Entre tanto, la entrega de Luigia a los necesitados crecía. Durante la epidemia de cólera fue evidente que la acción de la futura fundadora no era un acto solidario, sino que iba acompañada de un cariz de ternura con los damnificados en el que latía el amor divino. Era una persona apreciada por su talento, agudeza, discreción y espíritu de servicio, entre otras virtudes.

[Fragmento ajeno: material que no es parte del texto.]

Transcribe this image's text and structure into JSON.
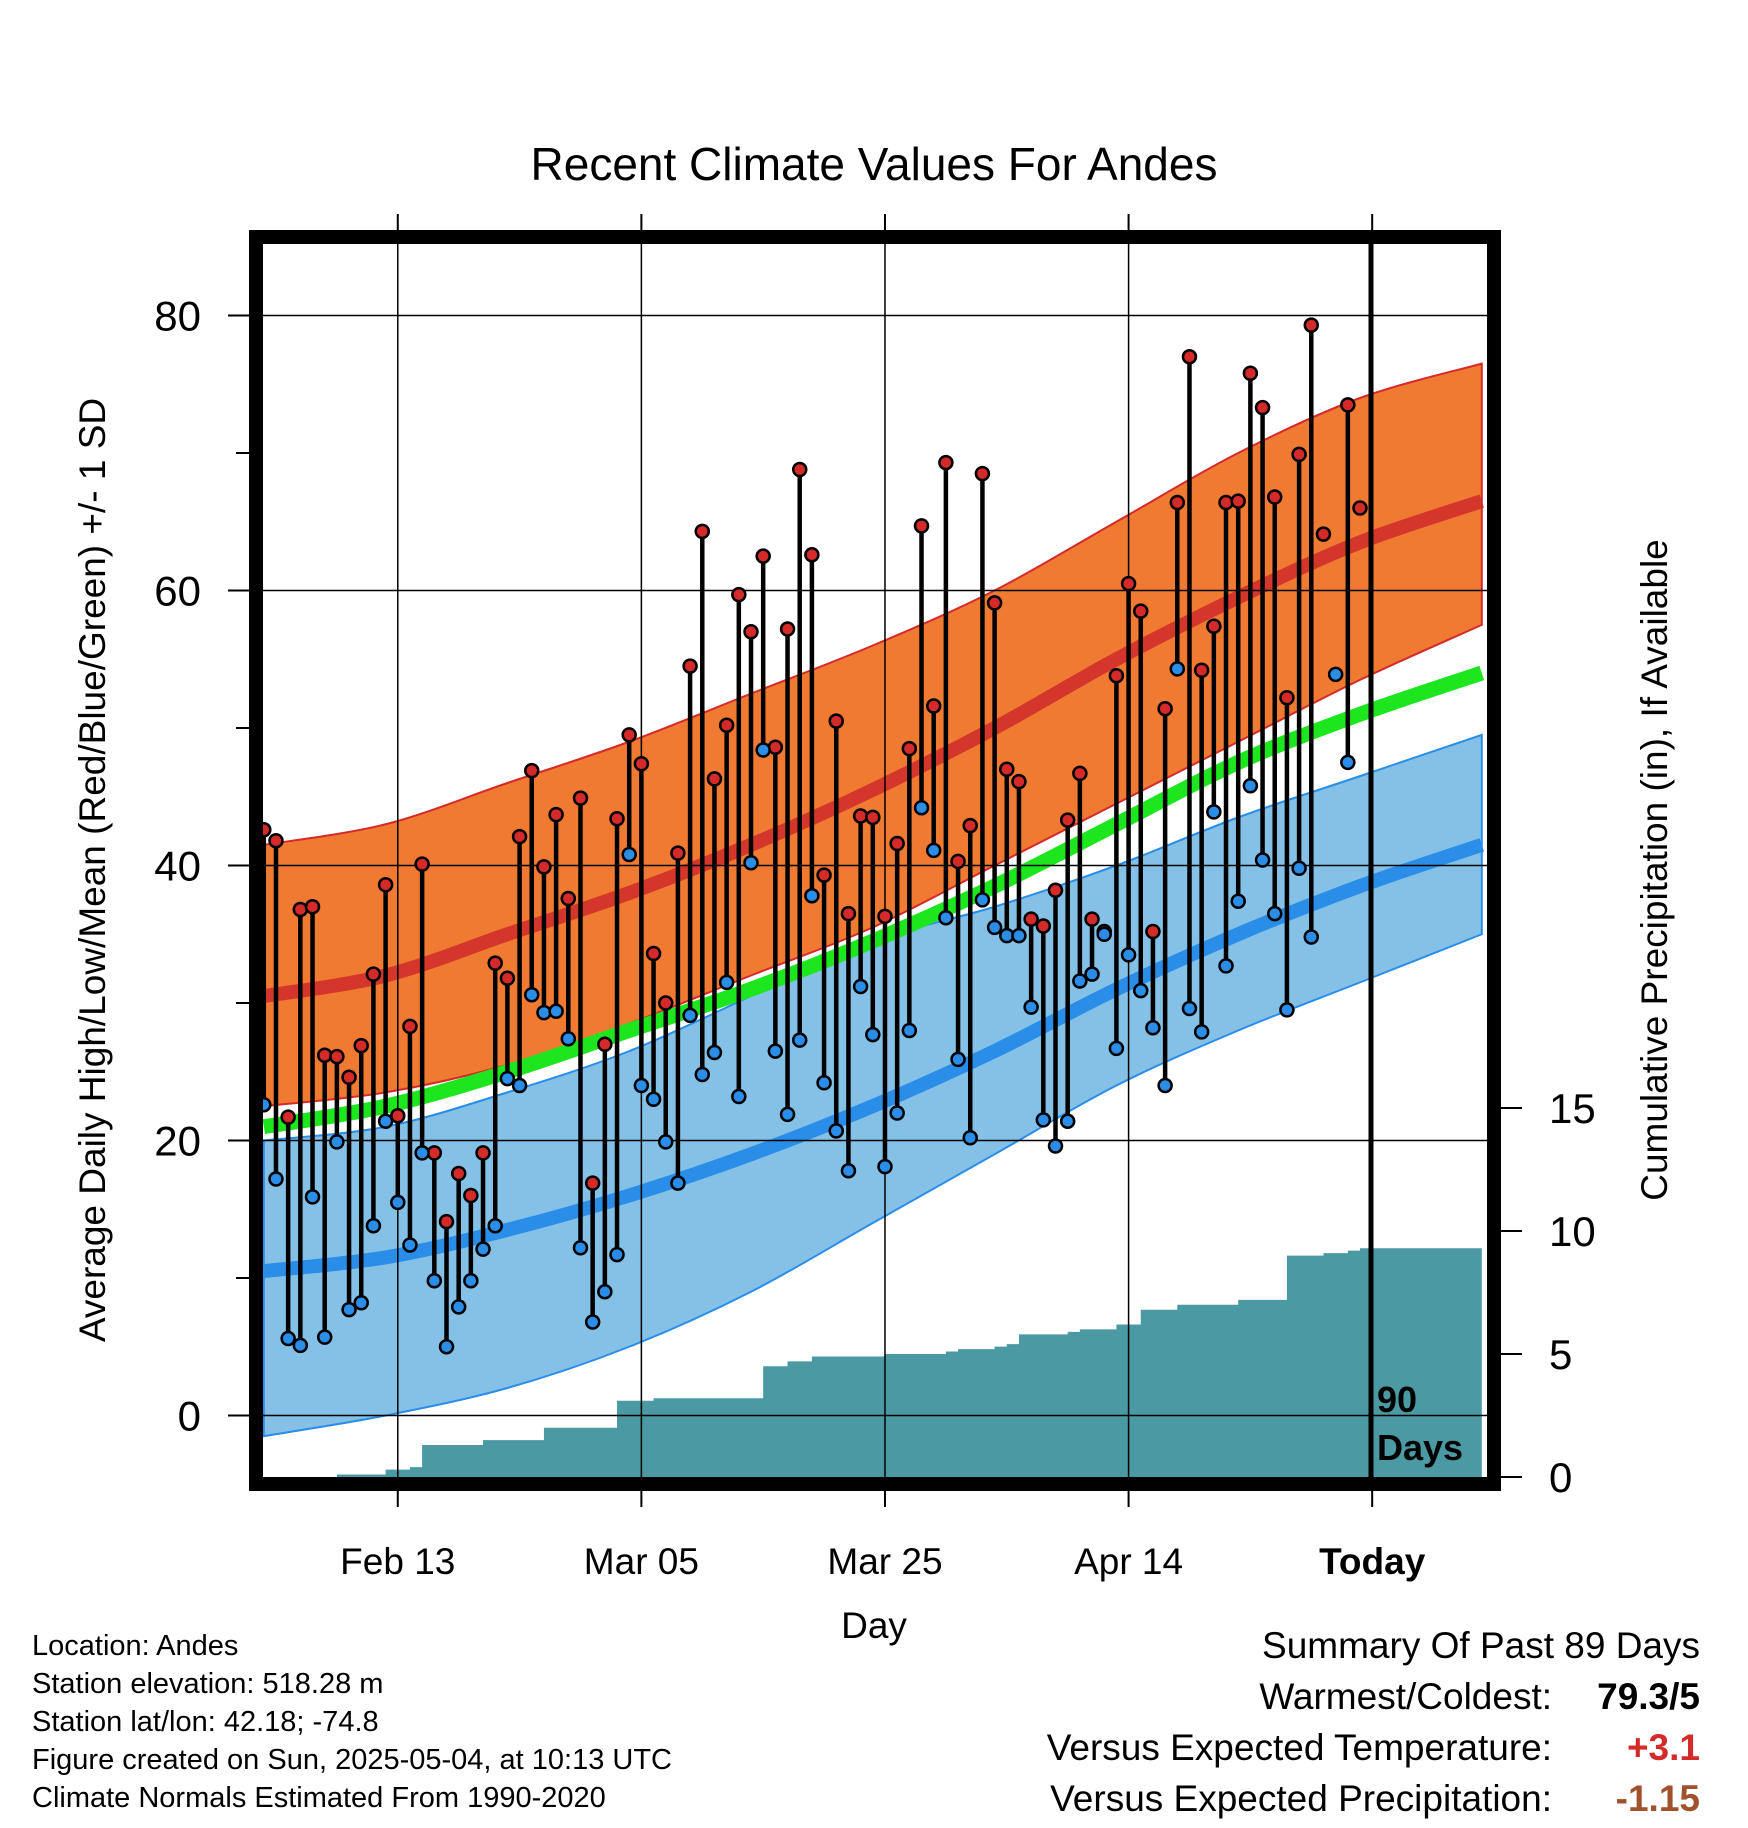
{
  "chart_data": {
    "type": "line",
    "title": "Recent Climate Values For Andes",
    "xlabel": "Day",
    "ylabel": "Average Daily High/Low/Mean (Red/Blue/Green) +/- 1 SD",
    "ylabel_right": "Cumulative Precipitation (in), If Available",
    "x_tick_labels": [
      "Feb 13",
      "Mar 05",
      "Mar 25",
      "Apr 14",
      "Today"
    ],
    "x_tick_days": [
      11,
      31,
      51,
      71,
      91
    ],
    "ylim": [
      -5,
      86
    ],
    "yticks": [
      0,
      20,
      40,
      60,
      80
    ],
    "y2lim": [
      0,
      100
    ],
    "y2ticks": [
      0,
      5,
      10,
      15
    ],
    "today_marker_label": [
      "90",
      "Days"
    ],
    "normals": {
      "days": [
        0,
        10,
        20,
        30,
        40,
        50,
        60,
        70,
        80,
        90,
        100
      ],
      "high_mean": [
        30.5,
        32.0,
        35.0,
        38.0,
        41.5,
        45.5,
        50.0,
        55.0,
        59.5,
        63.5,
        66.5
      ],
      "high_upper": [
        41.5,
        43.0,
        46.0,
        49.0,
        52.5,
        56.0,
        60.0,
        65.0,
        70.0,
        74.0,
        76.5
      ],
      "high_lower": [
        22.5,
        23.5,
        25.5,
        28.5,
        32.0,
        35.5,
        40.0,
        44.5,
        49.0,
        53.5,
        57.5
      ],
      "avg_mean": [
        21.0,
        22.5,
        25.0,
        28.0,
        31.0,
        34.5,
        38.5,
        43.0,
        47.5,
        51.0,
        54.0
      ],
      "low_mean": [
        10.5,
        11.5,
        13.5,
        16.0,
        19.0,
        22.5,
        26.5,
        31.0,
        35.0,
        38.5,
        41.5
      ],
      "low_upper": [
        20.0,
        21.0,
        23.5,
        26.5,
        30.5,
        34.5,
        37.0,
        40.0,
        43.5,
        46.5,
        49.5
      ],
      "low_lower": [
        -1.5,
        0.0,
        2.0,
        5.0,
        9.0,
        14.0,
        19.0,
        24.0,
        28.0,
        31.5,
        35.0
      ]
    },
    "series": [
      {
        "name": "High",
        "color": "#d42a2a",
        "values": [
          42.6,
          41.8,
          21.7,
          36.8,
          37.0,
          26.2,
          26.1,
          24.6,
          26.9,
          32.1,
          38.6,
          21.8,
          28.3,
          40.1,
          19.1,
          14.1,
          17.6,
          16.0,
          19.1,
          32.9,
          31.8,
          42.1,
          46.9,
          39.9,
          43.7,
          37.6,
          44.9,
          16.9,
          27.0,
          43.4,
          49.5,
          47.4,
          33.6,
          30.0,
          40.9,
          54.5,
          64.3,
          46.3,
          50.2,
          59.7,
          57.0,
          62.5,
          48.6,
          57.2,
          68.8,
          62.6,
          39.3,
          50.5,
          36.5,
          43.6,
          43.5,
          36.3,
          41.6,
          48.5,
          64.7,
          51.6,
          69.3,
          40.3,
          42.9,
          68.5,
          59.1,
          47.0,
          46.1,
          36.1,
          35.6,
          38.2,
          43.3,
          46.7,
          36.1,
          35.2,
          53.8,
          60.5,
          58.5,
          35.2,
          51.4,
          66.4,
          77.0,
          54.2,
          57.4,
          66.4,
          66.5,
          75.8,
          73.3,
          66.8,
          52.2,
          69.9,
          79.3,
          64.1,
          null,
          73.5,
          66.0
        ]
      },
      {
        "name": "Low",
        "color": "#2a8de8",
        "values": [
          22.6,
          17.2,
          5.6,
          5.1,
          15.9,
          5.7,
          19.9,
          7.7,
          8.2,
          13.8,
          21.4,
          15.5,
          12.4,
          19.1,
          9.8,
          5.0,
          7.9,
          9.8,
          12.1,
          13.8,
          24.5,
          24.0,
          30.6,
          29.3,
          29.4,
          27.4,
          12.2,
          6.8,
          9.0,
          11.7,
          40.8,
          24.0,
          23.0,
          19.9,
          16.9,
          29.1,
          24.8,
          26.4,
          31.5,
          23.2,
          40.2,
          48.4,
          26.5,
          21.9,
          27.3,
          37.8,
          24.2,
          20.7,
          17.8,
          31.2,
          27.7,
          18.1,
          22.0,
          28.0,
          44.2,
          41.1,
          36.2,
          25.9,
          20.2,
          37.5,
          35.5,
          34.9,
          34.9,
          29.7,
          21.5,
          19.6,
          21.4,
          31.6,
          32.1,
          35.0,
          26.7,
          33.5,
          30.9,
          28.2,
          24.0,
          54.3,
          29.6,
          27.9,
          43.9,
          32.7,
          37.4,
          45.8,
          40.4,
          36.5,
          29.5,
          39.8,
          34.8,
          null,
          53.9,
          47.5,
          null
        ]
      }
    ],
    "precipitation_cumulative": {
      "days": [
        0,
        5,
        6,
        10,
        12,
        13,
        18,
        23,
        26,
        29,
        31,
        32,
        40,
        41,
        43,
        45,
        50,
        51,
        54,
        56,
        57,
        60,
        61,
        62,
        66,
        67,
        70,
        72,
        75,
        80,
        81,
        84,
        87,
        89,
        90,
        100
      ],
      "values": [
        0.0,
        0.0,
        0.1,
        0.3,
        0.4,
        1.3,
        1.5,
        2.0,
        2.0,
        3.1,
        3.1,
        3.2,
        3.2,
        4.5,
        4.7,
        4.9,
        4.9,
        5.0,
        5.0,
        5.1,
        5.2,
        5.3,
        5.4,
        5.8,
        5.9,
        6.0,
        6.2,
        6.8,
        7.0,
        7.2,
        7.2,
        9.0,
        9.1,
        9.2,
        9.3,
        9.3
      ]
    },
    "grid": true
  },
  "location_info": {
    "location": "Location: Andes",
    "elevation": "Station elevation: 518.28 m",
    "latlon": "Station lat/lon: 42.18; -74.8",
    "created": "Figure created on Sun, 2025-05-04, at 10:13 UTC",
    "normals": "Climate Normals Estimated From 1990-2020"
  },
  "summary": {
    "heading": "Summary Of Past 89 Days",
    "warm_cold_label": "Warmest/Coldest:",
    "warm_cold_value": "79.3/5",
    "temp_label": "Versus Expected Temperature:",
    "temp_value": "+3.1",
    "temp_color": "#d42a2a",
    "precip_label": "Versus Expected Precipitation:",
    "precip_value": "-1.15",
    "precip_color": "#a0522d"
  },
  "colors": {
    "high_band": "#f07a32",
    "high_line": "#cf2a2a",
    "low_band": "#85c1e6",
    "low_line": "#2a8de8",
    "avg_line": "#1ee61e",
    "precip_fill": "#4a99a3"
  }
}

Carlos Steeb la abordó un día, diciéndole: «Hija mía, el Señor la quiere fundadora de un Instituto de Hermanas de la Misericordia, ninguna dificultad la atemorice o la detenga, para Dios nada es imposible». A lo que ella replicó humildemente: «Yo soy la más incapaz de todos pero el Señor se sirve, a veces, de los instrumentos más débiles para llevar a cabo sus designios: que se cumpla su voluntad».Y el 2 de noviembre de 1840, junto a otras tres mujeres, emprendió la fundación del Instituto, animada y asistida por el padre Steeb, con el carisma de servir a Cristo dirigiéndose a ese amplio colectivo que carece de afecto y de bienes: ancianos, pobres, niños, jóvenes, personas privadas de la libertad, etc., con un extenso programa de acciones llevadas a cabo en parroquias, hospitales, escuelas, asilos, centros médicos de primeros auxilios y prisiones, entre otros.

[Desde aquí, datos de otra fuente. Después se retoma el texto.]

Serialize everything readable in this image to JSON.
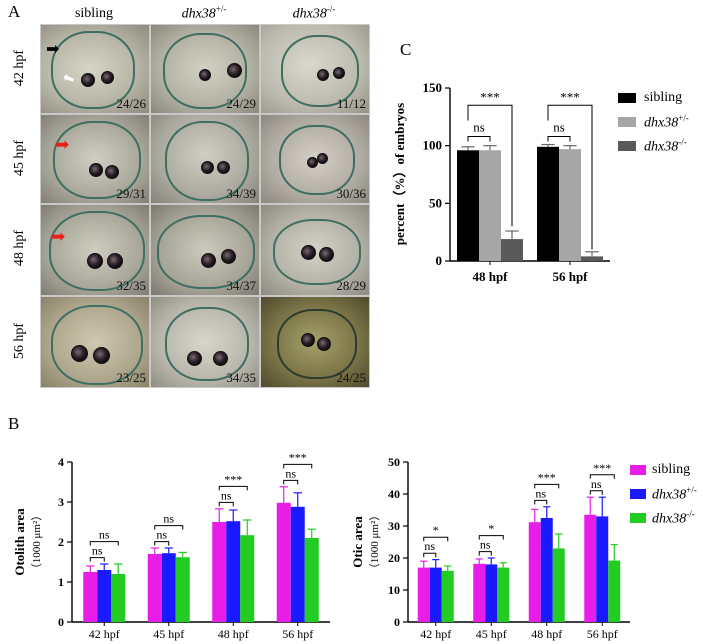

Al profesar en 1848 Luigia tomó el nombre de Vincenza en honor de san Vicente de Paúl. Y realmente se dejó guiar por el espíritu de este santo, porque los abandonados y los enfermos afectados por lesiones contagiosas tuvieron en ella otro ángel tutelar. Fueron quince años de intensa acción, en la que incluyó la formación de jóvenes adolescentes y de niñas, siempre con el afán de que pudieran conocer y experimentar el amor misericordioso de Dios. Extendió sus caritativos brazos a través de las religiosas, y así fueron abriéndose nuevas fundaciones hasta que un cáncer de mama, que inicialmente ocultó a los miembros de su comunidad y que después de ser intervenido no se erradicó, acabó con su vida el 11 de noviembre de 1855.

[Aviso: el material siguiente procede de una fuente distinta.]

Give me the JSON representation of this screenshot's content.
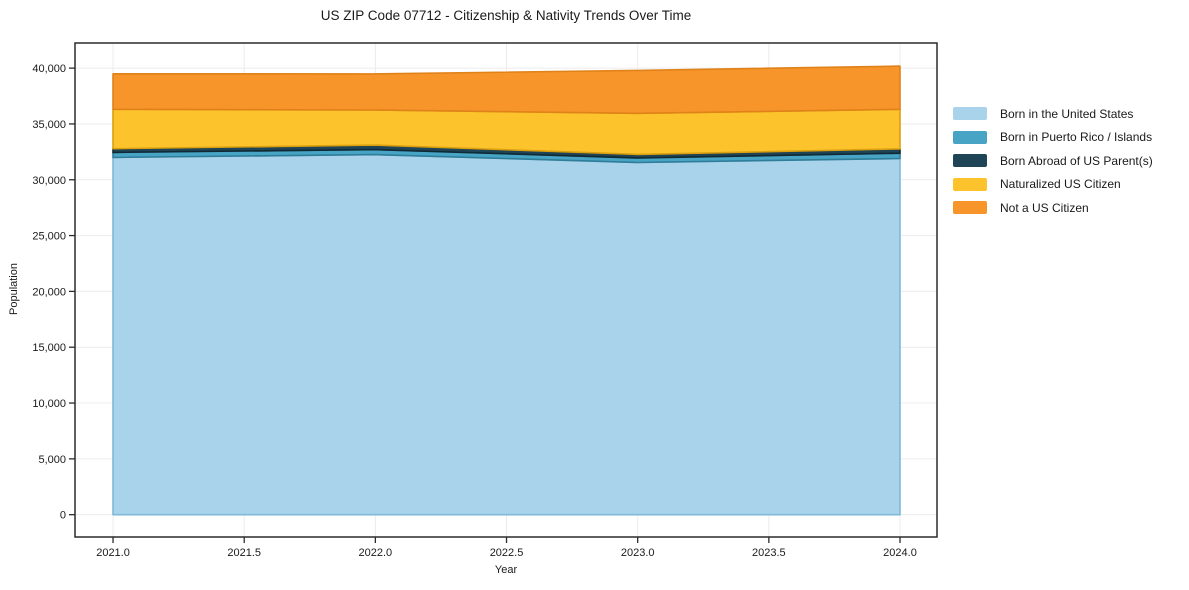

En su testamento había encomendado a sus hijas que viviesen la caridad, que reinara entre ellas el respeto, que no alentasen malos entendidos ni resentimientos. Hizo notar que si algo tormentoso se cernía en el horizonte, que no caminasen ni una hora con el peso de esa amargura, sino que inmediatamente debían buscar la reconciliación. Con toda claridad les había recordado la responsabilidad que tenían: Si mantenían viva la caridad entre todas, preservarían indemne el Instituto; de lo contrario, desaparecería. Quería pensar, y así lo expresó, que eso no sucedería jamás. Una vez les hubo asegurado que las asistiría desde el cielo, finalizó diciendo: «La caridad sobrevive a la muerte; esa, no lo dudéis, nos unirá en el Señor eternamente». Después de su deceso, el beato padre Steeb no dejó abandonadas a las religiosas sino que sostuvo la obra hasta su muerte. Luigia fue beatificada por Benedicto XVI el 21 de septiembre de 2008.